さて、俺も負けていられない。ここは悠然と構えるとするか。
「どこまで? 何を言っているのですか。全てですよ、全て信じていいんですよ」
俺の言葉になおも懐疑的な表情をする林秀貞に、『それではもっと驚く事をお話ししましょう』と、これから起きるであろう桶狭間とその後について、声を潜めるように語って聞かせる。
「信長は桶狭間で今川義元を撃退するでしょう。もしかしたら、義元の首級を上げるかもしれません。いえ、上げる可能性が高い」
驚いた表情の彼らに向けて『私としては信長に是非とも義元の首級を上げて欲しいんですけどね』と零す。
「それでは我が織田家の大勝利となりますな」
「そこからが織田家衰退の始まりですよ――」
というか、衰退してもらうシナリオだ。
「――後を継いだ今川氏真は北条の支援を受けて弔い合戦を早々に仕掛けます」
北条さんは支援の方向で動いてくれるだろう。問題は北条氏康がそれを了承するかだ。仮に支援が了承されなくても、支援しているかどうかは外からは分からない。そこはどうとでもハッタリが効く。

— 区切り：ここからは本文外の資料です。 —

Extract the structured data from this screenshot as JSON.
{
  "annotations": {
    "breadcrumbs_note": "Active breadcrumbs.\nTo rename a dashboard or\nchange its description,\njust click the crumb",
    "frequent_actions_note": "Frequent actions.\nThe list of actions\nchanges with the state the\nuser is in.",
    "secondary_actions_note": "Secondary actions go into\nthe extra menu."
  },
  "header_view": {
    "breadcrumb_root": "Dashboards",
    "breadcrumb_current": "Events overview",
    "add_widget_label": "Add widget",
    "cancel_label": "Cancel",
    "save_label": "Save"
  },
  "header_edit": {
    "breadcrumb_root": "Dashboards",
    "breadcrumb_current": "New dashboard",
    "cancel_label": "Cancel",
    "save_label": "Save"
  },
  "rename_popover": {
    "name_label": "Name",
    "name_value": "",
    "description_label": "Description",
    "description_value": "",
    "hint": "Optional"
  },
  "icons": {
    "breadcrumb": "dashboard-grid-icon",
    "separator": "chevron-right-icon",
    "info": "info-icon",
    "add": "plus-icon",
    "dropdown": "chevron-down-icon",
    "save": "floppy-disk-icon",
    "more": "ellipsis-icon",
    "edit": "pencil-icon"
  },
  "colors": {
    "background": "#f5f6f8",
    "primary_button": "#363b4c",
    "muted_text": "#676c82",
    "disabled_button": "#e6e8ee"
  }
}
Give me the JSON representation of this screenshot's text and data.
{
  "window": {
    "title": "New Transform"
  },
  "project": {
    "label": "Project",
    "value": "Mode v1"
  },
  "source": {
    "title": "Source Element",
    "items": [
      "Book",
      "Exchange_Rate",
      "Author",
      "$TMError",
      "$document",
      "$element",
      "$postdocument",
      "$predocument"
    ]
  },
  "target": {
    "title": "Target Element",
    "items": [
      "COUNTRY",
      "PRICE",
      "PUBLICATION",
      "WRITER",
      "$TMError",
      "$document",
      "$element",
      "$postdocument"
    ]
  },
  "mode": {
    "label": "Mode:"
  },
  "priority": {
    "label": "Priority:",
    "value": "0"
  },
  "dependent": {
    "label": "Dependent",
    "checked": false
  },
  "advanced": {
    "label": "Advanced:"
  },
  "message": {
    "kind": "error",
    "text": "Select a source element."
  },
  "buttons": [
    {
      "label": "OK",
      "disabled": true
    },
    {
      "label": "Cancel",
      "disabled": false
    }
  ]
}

「竹中家は今川家と同盟します。これは既に氏真殿と内諾を済ませております――」
目を白黒させている彼ら三人に向けて、
「――まあ、ここで林殿が竹中家に臣従しなかったとしても、我々としては、このまま清須城を攻め落とすだけです」
城下に展開している美濃兵九千が彼らの脳裏を過ったことだろう。
何かを言い掛けた林秀貞を軽く左手を上げて制して、彼に聞く。
「清須城を失った林殿を信長がどう扱うかは私よりも織田家の人間である林殿の方がよくご存じなのでは?」
「約定通り、竹中殿の家臣となりましょう。清須城は無血開城致します」
林秀貞が深々と頭を下げた。
何だよ、こんな事なら信長の怖さ前面に出して交渉すれば良かった。